Computers often make our lives easier in innumerable ways, but it is often quite a challenge to figure out the 'best' (or even a good) way to perform a single task. I'd like to share an example of where I hit an sweet spot towards this effort while backing up some pictures the other day.

The general problem is simple: you have multiple computers/devices and you aren't sure whether a set of pictures was backed up up to your house-wide backup solution (you do have one right?). This becomes especially difficult when you aren't the main operator of some of those devices, and so it becomes really confusing who took what pictures off the camera at what time and whether they were backed up.

The naiive solution is to look at the set of pictures in question, and browse through your backup trying to find the same folder name and then check the pictures inside.
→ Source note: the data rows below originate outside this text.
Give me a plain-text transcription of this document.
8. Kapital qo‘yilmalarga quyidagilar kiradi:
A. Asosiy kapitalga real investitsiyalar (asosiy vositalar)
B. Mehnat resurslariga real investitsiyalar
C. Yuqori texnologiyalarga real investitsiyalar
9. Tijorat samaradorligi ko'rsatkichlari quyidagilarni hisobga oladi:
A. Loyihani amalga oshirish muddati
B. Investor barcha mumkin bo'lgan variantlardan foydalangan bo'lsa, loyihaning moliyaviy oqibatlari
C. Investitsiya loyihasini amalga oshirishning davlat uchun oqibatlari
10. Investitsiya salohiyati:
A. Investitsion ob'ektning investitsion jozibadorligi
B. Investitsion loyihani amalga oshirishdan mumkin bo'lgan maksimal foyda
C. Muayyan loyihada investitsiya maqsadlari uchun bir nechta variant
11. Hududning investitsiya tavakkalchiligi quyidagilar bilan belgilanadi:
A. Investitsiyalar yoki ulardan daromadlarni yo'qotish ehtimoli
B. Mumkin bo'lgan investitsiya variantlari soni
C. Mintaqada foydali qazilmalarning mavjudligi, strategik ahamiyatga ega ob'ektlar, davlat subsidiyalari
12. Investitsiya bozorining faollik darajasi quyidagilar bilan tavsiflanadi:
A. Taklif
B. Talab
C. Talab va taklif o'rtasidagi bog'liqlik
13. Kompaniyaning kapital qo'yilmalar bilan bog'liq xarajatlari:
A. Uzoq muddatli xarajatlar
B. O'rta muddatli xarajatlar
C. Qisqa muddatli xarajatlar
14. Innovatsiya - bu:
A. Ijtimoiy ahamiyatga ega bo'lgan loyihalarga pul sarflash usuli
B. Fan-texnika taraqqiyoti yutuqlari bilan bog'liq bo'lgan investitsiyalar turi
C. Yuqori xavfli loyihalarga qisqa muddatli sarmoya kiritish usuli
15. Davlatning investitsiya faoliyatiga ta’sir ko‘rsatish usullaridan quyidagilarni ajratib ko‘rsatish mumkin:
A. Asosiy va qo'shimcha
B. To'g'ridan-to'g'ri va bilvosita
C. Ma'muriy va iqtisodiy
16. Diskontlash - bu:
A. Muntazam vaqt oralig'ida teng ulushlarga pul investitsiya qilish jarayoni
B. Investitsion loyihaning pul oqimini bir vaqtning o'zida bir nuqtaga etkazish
To speed this up, I used the find command in Linux which works as follows:
find <dir> -iname <filename>
Where -iname specifies that we don't care about the case, and dir specifies the directory to begin our search (this is recursive, so it includes all files and folders underneath).

So after picking a file name at random from the set of pictures in question (IMG_4071.JPG), I searched and found a few results. Then rather than browsing to this location and checking the files manually, I decided to use a little more of find's magic: We can also tell find to perform a command on each file that matches:
find <dir> -iname <filename> -exec <cmd> \;
Where cmd operates on each file separately and the escaped semicolon (\;) tells find that the command is finished. So I performed the following command on both the folder in question, and in the backup directory and compared the results:
find <dir> -iname IMG_4071.JPG -exec md5sum {} \;
Now md5sum is a program that computes a short string that is designed to be unique but non-random based on the data in the file. Thus if the two images had matching md5sums, then they would be the same image data with overwhelming probability.

This way I could quickly determine, at a glance, if I had already backed up an image (and by extension, a set of pictures) without having to search through hundreds of directories, and tens of thousands of pictures.

And yes, this could be extended to even fancier methods, but I think this is a very optimal point of amount of work put in (writing a single command), and what I needed from it.